# Generators

Generators are a simple and powerful tool for creating iterators. They are written like regular functions but use the `yield` statement whenever they want to return data.

### 1. Creating a Generator

In [28]:
def my_generator(start, end):
    current = start
    while current < end:
        yield current
        current += 1

for number in my_generator(1, 5):
    print(number)

1
2
3
4


### 2. Generator Expression

A generator expression is a compact generator notation that looks similar to a list comprehension, but instead of creating a list, it returns a generator object. This generator object can be iterated over to produce items on-the-fly, which is more memory-efficient than creating a list when dealing with large datasets.

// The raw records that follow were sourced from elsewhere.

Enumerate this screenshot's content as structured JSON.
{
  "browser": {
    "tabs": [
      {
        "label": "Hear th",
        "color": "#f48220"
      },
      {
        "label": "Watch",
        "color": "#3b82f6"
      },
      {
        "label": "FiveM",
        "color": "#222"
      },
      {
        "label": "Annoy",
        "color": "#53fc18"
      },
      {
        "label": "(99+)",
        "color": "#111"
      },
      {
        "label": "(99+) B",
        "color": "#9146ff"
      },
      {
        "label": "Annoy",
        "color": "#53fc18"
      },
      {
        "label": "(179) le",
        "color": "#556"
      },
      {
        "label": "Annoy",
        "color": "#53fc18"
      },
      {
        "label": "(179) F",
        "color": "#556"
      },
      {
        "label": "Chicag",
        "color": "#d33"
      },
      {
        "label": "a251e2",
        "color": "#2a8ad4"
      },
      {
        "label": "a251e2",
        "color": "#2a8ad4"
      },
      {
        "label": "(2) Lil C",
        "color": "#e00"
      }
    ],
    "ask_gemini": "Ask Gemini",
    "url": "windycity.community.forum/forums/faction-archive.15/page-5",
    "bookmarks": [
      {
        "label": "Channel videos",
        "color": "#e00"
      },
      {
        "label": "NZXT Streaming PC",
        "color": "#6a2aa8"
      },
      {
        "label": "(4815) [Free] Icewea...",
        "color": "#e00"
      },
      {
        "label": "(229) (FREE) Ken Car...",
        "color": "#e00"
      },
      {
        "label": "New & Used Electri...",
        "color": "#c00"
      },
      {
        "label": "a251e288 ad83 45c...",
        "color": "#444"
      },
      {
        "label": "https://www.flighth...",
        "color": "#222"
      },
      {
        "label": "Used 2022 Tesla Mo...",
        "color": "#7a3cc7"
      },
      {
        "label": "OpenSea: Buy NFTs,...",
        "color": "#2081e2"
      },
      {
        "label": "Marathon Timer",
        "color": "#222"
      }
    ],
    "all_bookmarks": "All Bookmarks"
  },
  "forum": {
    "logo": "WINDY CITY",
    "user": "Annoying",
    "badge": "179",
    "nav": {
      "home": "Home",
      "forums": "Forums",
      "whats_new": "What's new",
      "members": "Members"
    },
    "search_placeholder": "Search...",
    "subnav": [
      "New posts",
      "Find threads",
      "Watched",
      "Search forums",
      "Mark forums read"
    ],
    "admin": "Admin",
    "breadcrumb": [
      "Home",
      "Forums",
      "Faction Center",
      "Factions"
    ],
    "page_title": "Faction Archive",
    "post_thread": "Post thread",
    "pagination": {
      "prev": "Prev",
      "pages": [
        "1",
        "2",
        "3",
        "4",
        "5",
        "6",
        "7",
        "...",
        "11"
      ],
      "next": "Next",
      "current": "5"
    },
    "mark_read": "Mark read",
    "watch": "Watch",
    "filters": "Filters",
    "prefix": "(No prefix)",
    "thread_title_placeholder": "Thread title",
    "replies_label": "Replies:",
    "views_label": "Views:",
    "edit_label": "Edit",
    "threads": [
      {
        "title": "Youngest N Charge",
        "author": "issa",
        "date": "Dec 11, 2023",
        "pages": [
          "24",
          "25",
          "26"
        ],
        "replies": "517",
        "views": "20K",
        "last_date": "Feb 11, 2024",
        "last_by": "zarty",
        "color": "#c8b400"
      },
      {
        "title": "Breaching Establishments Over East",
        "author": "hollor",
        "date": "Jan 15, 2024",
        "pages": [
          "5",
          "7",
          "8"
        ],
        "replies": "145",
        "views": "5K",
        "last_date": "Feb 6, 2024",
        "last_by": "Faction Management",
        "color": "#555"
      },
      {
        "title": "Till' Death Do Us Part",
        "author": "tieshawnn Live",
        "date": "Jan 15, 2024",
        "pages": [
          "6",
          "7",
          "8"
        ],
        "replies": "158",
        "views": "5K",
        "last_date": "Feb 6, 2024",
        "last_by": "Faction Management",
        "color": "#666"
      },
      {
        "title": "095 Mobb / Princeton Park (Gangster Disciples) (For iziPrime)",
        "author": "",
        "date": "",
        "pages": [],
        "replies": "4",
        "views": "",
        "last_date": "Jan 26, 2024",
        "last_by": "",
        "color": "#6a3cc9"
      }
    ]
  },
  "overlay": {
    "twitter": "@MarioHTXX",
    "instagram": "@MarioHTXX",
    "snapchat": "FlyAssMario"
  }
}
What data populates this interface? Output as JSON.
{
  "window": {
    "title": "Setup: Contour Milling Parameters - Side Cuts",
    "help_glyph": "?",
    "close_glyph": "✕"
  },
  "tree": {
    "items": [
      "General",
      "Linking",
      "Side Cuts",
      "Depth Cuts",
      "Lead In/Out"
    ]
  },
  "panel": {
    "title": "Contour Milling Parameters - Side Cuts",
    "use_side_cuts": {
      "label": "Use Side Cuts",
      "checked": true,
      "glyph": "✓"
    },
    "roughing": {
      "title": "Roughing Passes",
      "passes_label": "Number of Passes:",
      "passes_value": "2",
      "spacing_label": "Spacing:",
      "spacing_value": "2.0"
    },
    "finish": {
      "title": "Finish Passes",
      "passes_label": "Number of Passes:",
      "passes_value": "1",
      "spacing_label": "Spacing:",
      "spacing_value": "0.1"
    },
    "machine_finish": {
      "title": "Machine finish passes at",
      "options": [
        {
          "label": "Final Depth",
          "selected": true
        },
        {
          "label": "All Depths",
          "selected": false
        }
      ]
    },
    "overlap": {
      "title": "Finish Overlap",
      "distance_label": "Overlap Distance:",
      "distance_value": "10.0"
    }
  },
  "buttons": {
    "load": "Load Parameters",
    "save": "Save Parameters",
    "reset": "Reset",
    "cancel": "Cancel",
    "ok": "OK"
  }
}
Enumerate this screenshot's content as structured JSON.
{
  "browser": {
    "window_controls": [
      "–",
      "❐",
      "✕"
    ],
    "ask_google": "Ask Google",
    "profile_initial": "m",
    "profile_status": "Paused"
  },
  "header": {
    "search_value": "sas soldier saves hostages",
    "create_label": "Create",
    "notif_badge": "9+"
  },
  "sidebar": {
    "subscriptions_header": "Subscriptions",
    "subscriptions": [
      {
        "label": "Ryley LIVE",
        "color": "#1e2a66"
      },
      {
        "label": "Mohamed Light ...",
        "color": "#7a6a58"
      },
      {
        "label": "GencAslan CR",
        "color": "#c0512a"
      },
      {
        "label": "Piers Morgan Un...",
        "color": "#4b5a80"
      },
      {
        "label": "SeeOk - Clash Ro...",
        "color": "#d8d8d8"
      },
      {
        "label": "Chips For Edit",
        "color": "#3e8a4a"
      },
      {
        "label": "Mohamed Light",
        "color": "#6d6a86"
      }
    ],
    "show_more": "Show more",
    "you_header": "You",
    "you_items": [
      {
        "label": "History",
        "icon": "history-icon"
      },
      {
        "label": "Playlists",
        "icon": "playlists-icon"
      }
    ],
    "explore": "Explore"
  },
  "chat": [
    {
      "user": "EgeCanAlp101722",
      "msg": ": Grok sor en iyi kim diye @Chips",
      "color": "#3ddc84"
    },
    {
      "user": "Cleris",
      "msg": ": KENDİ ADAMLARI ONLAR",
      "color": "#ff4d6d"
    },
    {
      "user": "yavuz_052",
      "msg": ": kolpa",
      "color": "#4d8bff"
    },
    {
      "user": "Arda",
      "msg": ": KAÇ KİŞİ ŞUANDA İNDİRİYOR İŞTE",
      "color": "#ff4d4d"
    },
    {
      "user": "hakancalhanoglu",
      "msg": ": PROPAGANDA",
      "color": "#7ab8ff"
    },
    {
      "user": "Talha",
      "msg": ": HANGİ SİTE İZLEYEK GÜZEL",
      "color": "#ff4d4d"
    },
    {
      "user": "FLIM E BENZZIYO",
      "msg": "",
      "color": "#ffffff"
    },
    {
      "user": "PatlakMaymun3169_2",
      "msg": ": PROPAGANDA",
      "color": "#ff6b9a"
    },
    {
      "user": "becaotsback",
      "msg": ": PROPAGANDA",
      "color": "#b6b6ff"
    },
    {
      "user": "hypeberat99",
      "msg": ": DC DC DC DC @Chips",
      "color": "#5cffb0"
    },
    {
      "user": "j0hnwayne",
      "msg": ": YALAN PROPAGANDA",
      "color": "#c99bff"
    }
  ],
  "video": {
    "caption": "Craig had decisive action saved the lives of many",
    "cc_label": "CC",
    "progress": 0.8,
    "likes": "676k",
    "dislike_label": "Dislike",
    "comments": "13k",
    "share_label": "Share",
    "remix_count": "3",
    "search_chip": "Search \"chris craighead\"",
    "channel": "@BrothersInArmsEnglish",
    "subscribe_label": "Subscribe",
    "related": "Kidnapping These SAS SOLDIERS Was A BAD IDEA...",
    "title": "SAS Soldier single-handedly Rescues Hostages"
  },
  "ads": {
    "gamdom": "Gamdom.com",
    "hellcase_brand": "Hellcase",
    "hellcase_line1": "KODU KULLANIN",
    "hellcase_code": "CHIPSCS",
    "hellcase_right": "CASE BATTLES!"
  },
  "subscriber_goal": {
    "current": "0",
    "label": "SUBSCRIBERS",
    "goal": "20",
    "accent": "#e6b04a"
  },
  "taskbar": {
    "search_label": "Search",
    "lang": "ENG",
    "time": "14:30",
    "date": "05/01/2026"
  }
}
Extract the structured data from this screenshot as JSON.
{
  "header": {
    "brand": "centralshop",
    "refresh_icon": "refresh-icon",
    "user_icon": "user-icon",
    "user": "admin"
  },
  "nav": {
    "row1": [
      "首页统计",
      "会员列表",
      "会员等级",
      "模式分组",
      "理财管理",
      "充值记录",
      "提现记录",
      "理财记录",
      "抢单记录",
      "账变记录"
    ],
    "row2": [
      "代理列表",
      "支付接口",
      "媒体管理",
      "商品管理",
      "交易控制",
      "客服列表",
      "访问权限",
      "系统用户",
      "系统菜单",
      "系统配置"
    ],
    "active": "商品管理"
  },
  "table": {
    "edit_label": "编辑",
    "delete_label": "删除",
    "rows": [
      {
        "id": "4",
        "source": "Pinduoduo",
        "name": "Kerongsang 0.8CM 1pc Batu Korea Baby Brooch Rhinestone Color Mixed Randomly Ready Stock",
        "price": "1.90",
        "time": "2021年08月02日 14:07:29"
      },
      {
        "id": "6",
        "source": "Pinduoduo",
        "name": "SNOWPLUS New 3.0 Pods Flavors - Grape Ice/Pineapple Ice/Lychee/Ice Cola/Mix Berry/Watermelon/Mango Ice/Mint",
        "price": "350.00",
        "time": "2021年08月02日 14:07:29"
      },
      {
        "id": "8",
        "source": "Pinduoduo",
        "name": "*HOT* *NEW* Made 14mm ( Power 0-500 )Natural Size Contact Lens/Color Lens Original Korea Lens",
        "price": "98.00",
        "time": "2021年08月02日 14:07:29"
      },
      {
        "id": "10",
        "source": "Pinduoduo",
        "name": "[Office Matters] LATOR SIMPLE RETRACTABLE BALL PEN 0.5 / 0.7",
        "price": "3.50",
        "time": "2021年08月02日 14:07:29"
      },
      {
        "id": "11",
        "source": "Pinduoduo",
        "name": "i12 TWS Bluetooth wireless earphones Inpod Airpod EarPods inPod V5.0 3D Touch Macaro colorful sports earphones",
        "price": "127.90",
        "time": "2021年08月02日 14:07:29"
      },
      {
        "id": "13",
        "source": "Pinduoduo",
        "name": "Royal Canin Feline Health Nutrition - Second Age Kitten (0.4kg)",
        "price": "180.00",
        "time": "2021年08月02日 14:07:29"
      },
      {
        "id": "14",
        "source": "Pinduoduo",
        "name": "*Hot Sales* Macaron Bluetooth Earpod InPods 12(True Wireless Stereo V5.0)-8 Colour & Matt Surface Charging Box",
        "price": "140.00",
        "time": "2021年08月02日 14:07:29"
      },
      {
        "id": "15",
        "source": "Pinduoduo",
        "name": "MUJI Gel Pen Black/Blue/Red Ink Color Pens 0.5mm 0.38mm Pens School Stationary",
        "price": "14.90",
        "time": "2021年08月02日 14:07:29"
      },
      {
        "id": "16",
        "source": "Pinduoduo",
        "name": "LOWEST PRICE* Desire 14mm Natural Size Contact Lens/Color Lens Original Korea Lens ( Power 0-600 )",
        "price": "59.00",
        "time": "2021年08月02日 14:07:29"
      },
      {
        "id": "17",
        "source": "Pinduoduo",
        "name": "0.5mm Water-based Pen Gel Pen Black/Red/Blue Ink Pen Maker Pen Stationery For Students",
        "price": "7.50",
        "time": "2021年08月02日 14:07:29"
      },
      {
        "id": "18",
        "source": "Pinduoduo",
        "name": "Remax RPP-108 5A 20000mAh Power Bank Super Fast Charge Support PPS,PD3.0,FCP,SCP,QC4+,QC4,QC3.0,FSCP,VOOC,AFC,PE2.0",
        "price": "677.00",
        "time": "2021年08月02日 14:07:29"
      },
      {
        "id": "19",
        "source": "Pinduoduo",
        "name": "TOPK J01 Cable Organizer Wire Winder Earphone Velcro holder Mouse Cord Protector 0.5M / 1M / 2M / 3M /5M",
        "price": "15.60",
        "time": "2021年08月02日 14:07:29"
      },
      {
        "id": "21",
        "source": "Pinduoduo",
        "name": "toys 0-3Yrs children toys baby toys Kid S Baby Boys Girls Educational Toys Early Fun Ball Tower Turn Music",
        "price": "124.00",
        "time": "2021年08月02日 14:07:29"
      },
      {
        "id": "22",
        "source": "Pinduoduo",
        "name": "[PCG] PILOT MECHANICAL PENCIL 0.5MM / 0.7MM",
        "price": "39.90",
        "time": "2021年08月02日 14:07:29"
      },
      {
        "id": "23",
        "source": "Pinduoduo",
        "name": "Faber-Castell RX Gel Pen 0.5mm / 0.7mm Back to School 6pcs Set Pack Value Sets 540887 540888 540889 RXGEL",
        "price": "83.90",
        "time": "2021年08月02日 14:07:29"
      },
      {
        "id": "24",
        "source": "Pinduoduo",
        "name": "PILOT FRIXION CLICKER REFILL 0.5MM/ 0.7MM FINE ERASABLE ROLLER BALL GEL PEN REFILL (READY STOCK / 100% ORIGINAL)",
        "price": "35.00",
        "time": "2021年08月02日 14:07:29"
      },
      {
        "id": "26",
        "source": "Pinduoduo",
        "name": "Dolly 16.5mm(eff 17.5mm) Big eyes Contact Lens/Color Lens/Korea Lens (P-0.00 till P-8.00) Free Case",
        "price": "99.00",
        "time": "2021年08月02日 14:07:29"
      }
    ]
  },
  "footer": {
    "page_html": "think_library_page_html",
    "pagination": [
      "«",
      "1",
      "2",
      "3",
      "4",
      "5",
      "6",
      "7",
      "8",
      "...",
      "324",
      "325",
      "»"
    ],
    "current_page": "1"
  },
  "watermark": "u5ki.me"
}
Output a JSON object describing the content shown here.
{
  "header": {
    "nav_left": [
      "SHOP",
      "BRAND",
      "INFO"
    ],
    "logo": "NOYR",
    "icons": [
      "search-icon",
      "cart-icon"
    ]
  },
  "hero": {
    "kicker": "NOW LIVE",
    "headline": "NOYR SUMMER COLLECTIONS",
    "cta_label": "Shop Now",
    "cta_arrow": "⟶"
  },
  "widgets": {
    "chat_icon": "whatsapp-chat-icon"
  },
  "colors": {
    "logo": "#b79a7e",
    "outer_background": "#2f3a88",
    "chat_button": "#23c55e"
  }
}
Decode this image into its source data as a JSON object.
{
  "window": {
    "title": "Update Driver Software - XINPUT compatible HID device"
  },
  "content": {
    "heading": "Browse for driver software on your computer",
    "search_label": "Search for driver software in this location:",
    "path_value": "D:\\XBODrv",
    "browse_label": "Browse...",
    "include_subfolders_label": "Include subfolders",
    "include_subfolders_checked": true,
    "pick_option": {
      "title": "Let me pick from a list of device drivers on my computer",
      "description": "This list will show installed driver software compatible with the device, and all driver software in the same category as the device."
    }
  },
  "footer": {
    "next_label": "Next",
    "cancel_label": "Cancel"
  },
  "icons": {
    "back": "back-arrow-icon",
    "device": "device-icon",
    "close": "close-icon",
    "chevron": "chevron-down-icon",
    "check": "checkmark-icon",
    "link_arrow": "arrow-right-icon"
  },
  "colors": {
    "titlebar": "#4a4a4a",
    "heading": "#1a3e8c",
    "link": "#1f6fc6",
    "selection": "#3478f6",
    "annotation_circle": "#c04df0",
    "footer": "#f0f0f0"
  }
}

The syntax of a generator expression is similar to that of a list comprehension, but it uses parentheses `()` instead of square brackets `[]`.

Consider a scenario where we have a large list of numbers, and we want to create a generator that yields only the even numbers. Here I'll use only `range(10)`. 

In [29]:
# Large list of numbers
numbers = range(10)

# Generator expression to filter even numbers
even_numbers = (num for num in numbers if num % 2 == 0)

# Iterating over the generator
for even in even_numbers:
    print(even)

0
2
4
6
8


This generator expression filters out the even numbers from the `numbers` list. Since it generates items one-by-one, it doesn't require storing all the even numbers in memory at once.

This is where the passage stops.